In contrast, The Daily Show, where John Oliver got his start, has filmed 2,897 episodes as of press time on this article, which, divided by 22 seasons, comes down to an average of 132 show a year. With four shows a week — new episodes air Monday through Thursday — means they work about 33 weeks a year. So why are seasons of Last Week Tonight so short, comparatively?
During a roundtable interview at HBO on Feb. 6, Oliver explained to reporters that, even though there's just a week between episodes, some individual pieces take months of research. That, of course, slows down production significantly. On top of that, in Oliver's own words, "everything is fact-checked rigorously; we do a lot of work fact-checking everything we do."

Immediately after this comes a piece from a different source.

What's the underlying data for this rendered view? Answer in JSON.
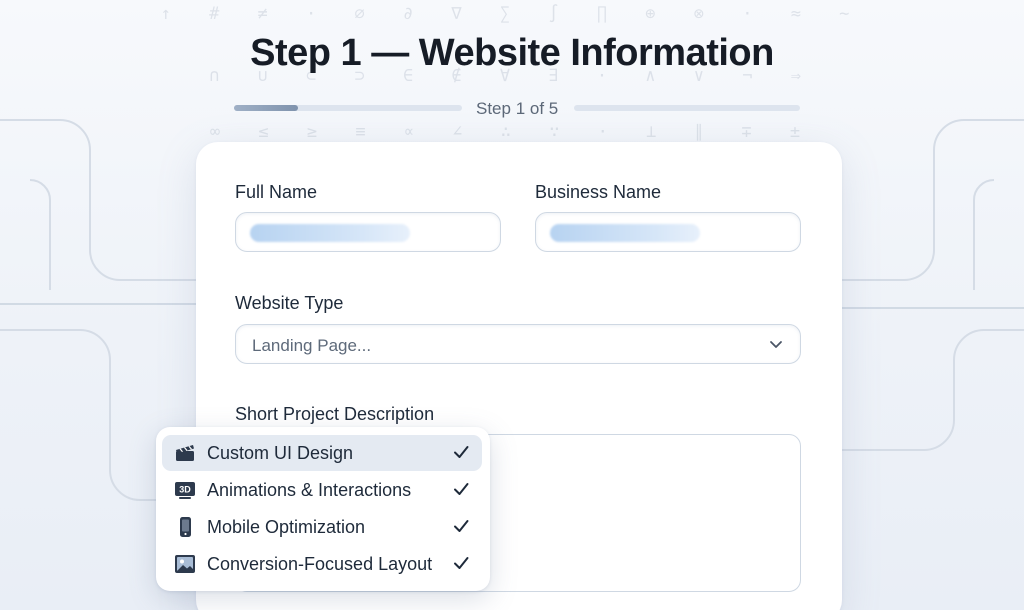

Last Week Tonight is also structured differently from its competitors, eschewing the traditional news program formats like sparring and interviews, which would, ideally, make the show easier to produce. After all, those aren't as research intensive. But the exclusion of those elements was intentional on Oliver's parts, as he explained Monday, "I don't see the point in sparring, for us. For us it’s only a value if we can get something out of [the guest] for the story we’re working on."
When nearly every story you report on is a deep dive, your seasons are necessarily going to get shorter, as you need to stay focused instead of spreading yourself too thin. And Oliver has indeed stayed focused. Despite the breaks in the airing schedule of Last Week Tonight, the host claims he doesn't take breaks between seasons, something he joked might be confusing considering his "relaxed face and tan."
So basically, the answer to the question of why seasons of Last Week Tonight are so short is because John Oliver cares about you, and he wants you to get solid, reliable information. Instead of being content just to show you the tip of the iceberg, Oliver wants to reveal the whole floe, and he's proving that he's willing to work nonstop if that's what it takes to do that.